In the Irish Daily Mail Tom Doorley was enjoying the cocktails, and to a lesser degree the food, at Cask in Cork. It sounds like the ambience was great (pleasant and enthusiastic staff, a window table to "watch Cork strolling by"), and the drinks faultless (including a "superb" negroni), but the food was mixed, with "bland" guacamole, a Nordic style 'pizza' lukewarm with under-melted cheese, and black pudding and pork belly sliders with onion jam "a little too sweet".

The best thing they ate was the white chocolate and raspberry crème brûlée, "as smooth as silk" with a "properly crisp" topping, and coffees were just okay. He ends by saying that the bar is impressive both in appearance and in content, but they need more attention to detail when it comes to the food. (Review not currently online).

In the Sunday Business Post, they released their yearly "101 Great Irish Restaurants" list with 33 in Dublin. New additions this year are The Saddle Room in The Shelbourne, Variety Jones, Hang Dai, Oliveto, Wilde at The Westbury, The Old Spot, Locks and Rosa Madre.

Dropped from last year's list are Heron & Grey (now reopen as Liath), The Pig's Ear, Ely IFSC (replaced with Ely on Ely Place), Forest & Marcy, Lobstar, Delahunt, Mr Fox, Old Street, and Asador.
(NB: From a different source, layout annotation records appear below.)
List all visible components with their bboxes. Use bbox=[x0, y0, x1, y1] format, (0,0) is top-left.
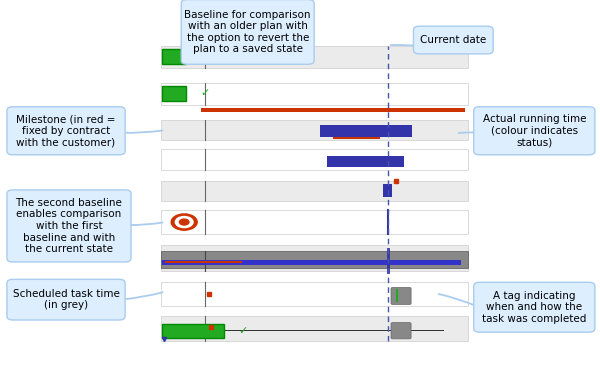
FancyBboxPatch shape bbox=[201, 108, 466, 112]
FancyBboxPatch shape bbox=[162, 260, 461, 265]
FancyBboxPatch shape bbox=[161, 149, 468, 170]
Text: Milestone (in red =
fixed by contract
with the customer): Milestone (in red = fixed by contract wi… bbox=[16, 114, 116, 147]
FancyBboxPatch shape bbox=[181, 0, 314, 64]
FancyBboxPatch shape bbox=[161, 83, 468, 105]
FancyBboxPatch shape bbox=[391, 288, 411, 305]
FancyBboxPatch shape bbox=[327, 156, 404, 167]
Text: ✓: ✓ bbox=[200, 52, 209, 62]
FancyBboxPatch shape bbox=[163, 86, 186, 101]
FancyBboxPatch shape bbox=[161, 46, 468, 68]
FancyBboxPatch shape bbox=[7, 107, 125, 155]
Text: Scheduled task time
(in grey): Scheduled task time (in grey) bbox=[13, 289, 119, 311]
Circle shape bbox=[179, 219, 189, 225]
Text: A tag indicating
when and how the
task was completed: A tag indicating when and how the task w… bbox=[482, 290, 586, 324]
Text: The second baseline
enables comparison
with the first
baseline and with
the curr: The second baseline enables comparison w… bbox=[16, 198, 122, 254]
FancyBboxPatch shape bbox=[474, 107, 595, 155]
FancyBboxPatch shape bbox=[391, 323, 411, 339]
FancyBboxPatch shape bbox=[383, 184, 392, 197]
FancyBboxPatch shape bbox=[163, 49, 186, 64]
FancyBboxPatch shape bbox=[161, 245, 468, 271]
FancyBboxPatch shape bbox=[161, 282, 468, 306]
FancyBboxPatch shape bbox=[163, 324, 224, 338]
Text: Baseline for comparison
with an older plan with
the option to revert the
plan to: Baseline for comparison with an older pl… bbox=[184, 10, 311, 54]
Text: ✓: ✓ bbox=[200, 88, 209, 98]
FancyBboxPatch shape bbox=[320, 125, 412, 137]
FancyBboxPatch shape bbox=[333, 137, 380, 139]
FancyBboxPatch shape bbox=[161, 316, 468, 341]
Text: Current date: Current date bbox=[420, 35, 487, 45]
Text: ✓: ✓ bbox=[239, 326, 248, 336]
FancyBboxPatch shape bbox=[474, 282, 595, 332]
FancyBboxPatch shape bbox=[7, 190, 131, 262]
Text: Actual running time
(colour indicates
status): Actual running time (colour indicates st… bbox=[482, 114, 586, 147]
FancyBboxPatch shape bbox=[161, 210, 468, 234]
FancyBboxPatch shape bbox=[413, 26, 493, 54]
FancyBboxPatch shape bbox=[7, 279, 125, 320]
FancyBboxPatch shape bbox=[161, 181, 468, 201]
Circle shape bbox=[175, 217, 193, 227]
FancyBboxPatch shape bbox=[165, 261, 242, 263]
FancyBboxPatch shape bbox=[205, 330, 444, 331]
FancyBboxPatch shape bbox=[161, 250, 468, 268]
FancyBboxPatch shape bbox=[161, 120, 468, 140]
Circle shape bbox=[171, 214, 197, 230]
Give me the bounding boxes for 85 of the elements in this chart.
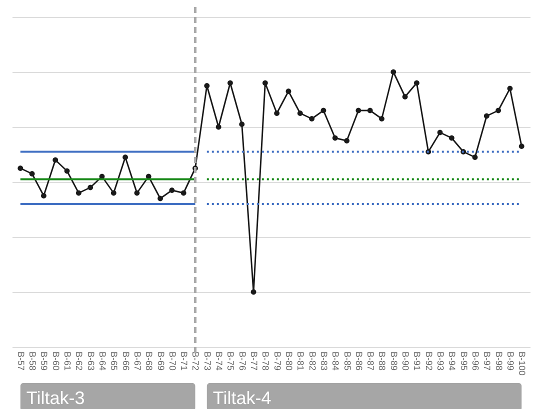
x-tick-label: B-74 <box>214 352 224 371</box>
point <box>88 184 94 190</box>
x-tick-label: B-88 <box>377 352 388 371</box>
x-tick-label: B-75 <box>226 352 236 371</box>
x-tick-label: B-65 <box>109 352 120 371</box>
x-tick-label: B-69 <box>156 352 166 371</box>
x-tick-label: B-81 <box>296 352 306 371</box>
x-tick-label: B-61 <box>62 352 73 371</box>
point <box>18 166 24 171</box>
point <box>180 190 186 196</box>
x-tick-label: B-94 <box>447 352 458 371</box>
x-tick-label: B-97 <box>482 352 492 371</box>
point <box>216 124 222 130</box>
x-tick-label: B-87 <box>366 352 376 371</box>
point <box>122 154 128 160</box>
point <box>110 190 116 196</box>
point <box>356 108 362 114</box>
x-tick-label: B-91 <box>412 352 422 371</box>
x-tick-label: B-86 <box>354 352 364 371</box>
point <box>239 122 245 127</box>
x-tick-label: B-84 <box>330 352 341 371</box>
x-tick-label: B-89 <box>388 352 399 371</box>
point <box>204 83 210 88</box>
point <box>437 130 443 136</box>
point <box>286 88 292 94</box>
x-tick-label: B-72 <box>190 352 201 371</box>
point <box>29 171 35 176</box>
x-tick-label: B-60 <box>50 352 61 371</box>
point <box>448 135 454 141</box>
point <box>484 113 490 119</box>
x-tick-label: B-78 <box>260 352 271 371</box>
x-tick-label: B-85 <box>342 352 352 371</box>
point <box>414 80 420 86</box>
point <box>64 168 70 174</box>
x-tick-label: B-100 <box>517 352 528 376</box>
x-tick-label: B-73 <box>202 352 212 371</box>
point <box>158 196 164 202</box>
point <box>507 86 513 92</box>
point <box>169 188 175 193</box>
text: Tiltak-3 <box>26 388 85 408</box>
x-tick-label: B-76 <box>237 352 248 371</box>
point <box>227 80 233 86</box>
x-tick-label: B-77 <box>249 352 260 371</box>
point <box>134 190 140 196</box>
point <box>367 108 373 114</box>
point <box>332 135 338 141</box>
x-tick-label: B-95 <box>458 352 469 371</box>
x-tick-label: B-70 <box>167 352 178 371</box>
x-tick-label: B-92 <box>424 352 434 371</box>
point <box>402 94 408 100</box>
x-tick-label: B-71 <box>179 352 190 371</box>
x-tick-label: B-68 <box>144 352 154 371</box>
x-tick-label: B-63 <box>86 352 96 371</box>
x-tick-label: B-79 <box>272 352 282 371</box>
x-tick-label: B-98 <box>494 352 504 371</box>
x-tick-label: B-80 <box>284 352 294 371</box>
point <box>76 190 82 196</box>
x-tick-label: B-62 <box>74 352 84 371</box>
point <box>40 193 46 198</box>
point <box>297 110 303 116</box>
x-tick-label: B-83 <box>318 352 329 371</box>
x-tick-label: B-57 <box>16 352 26 371</box>
x-tick-label: B-93 <box>436 352 446 371</box>
point <box>496 108 502 114</box>
x-tick-label: B-99 <box>505 352 516 371</box>
point <box>518 144 524 149</box>
x-tick-label: B-82 <box>307 352 318 371</box>
point <box>472 154 478 160</box>
point <box>262 80 268 86</box>
x-tick-label: B-96 <box>470 352 480 371</box>
point <box>344 138 350 144</box>
point <box>52 157 58 163</box>
x-tick-label: B-59 <box>39 352 50 371</box>
text: Tiltak-4 <box>212 388 272 408</box>
x-tick-label: B-67 <box>132 352 142 371</box>
point <box>378 116 384 122</box>
point <box>320 108 326 114</box>
point <box>390 69 396 75</box>
point <box>274 110 280 116</box>
point <box>309 116 315 122</box>
point <box>250 289 256 295</box>
x-tick-label: B-58 <box>28 352 38 371</box>
x-tick-label: B-64 <box>97 352 108 371</box>
x-tick-label: B-90 <box>400 352 411 371</box>
x-tick-label: B-66 <box>120 352 131 371</box>
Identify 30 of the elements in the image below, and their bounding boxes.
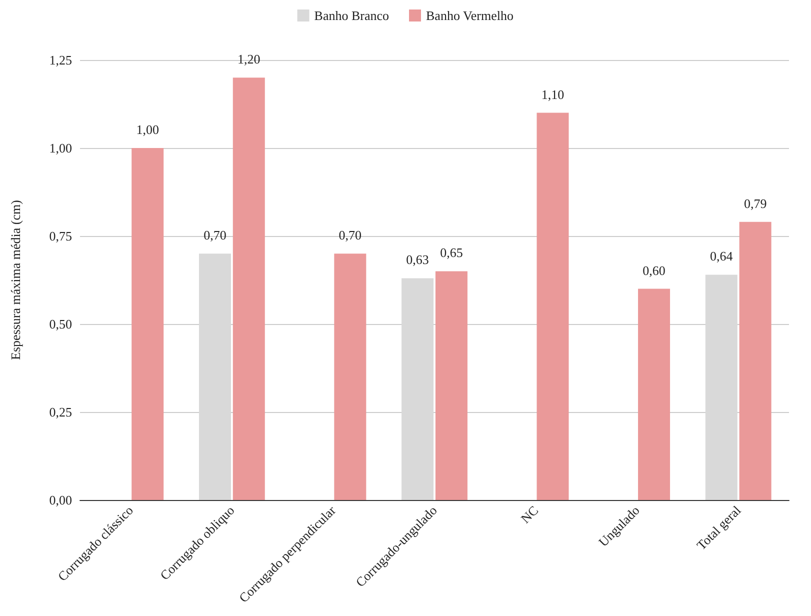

Get the full list here.

Finally Ernie Whalley reviews Shelbourne Social in this week's Sunday Times and finds himself pleasantly surprised, despite the tranch of underwhelmed critic reviews that came before. He compares it to having the last throw in a game of pétanque, when you can either roll your boule gently up to join the rest, or plunge it into the middle and send the rest flying, which is what he did. Read that here.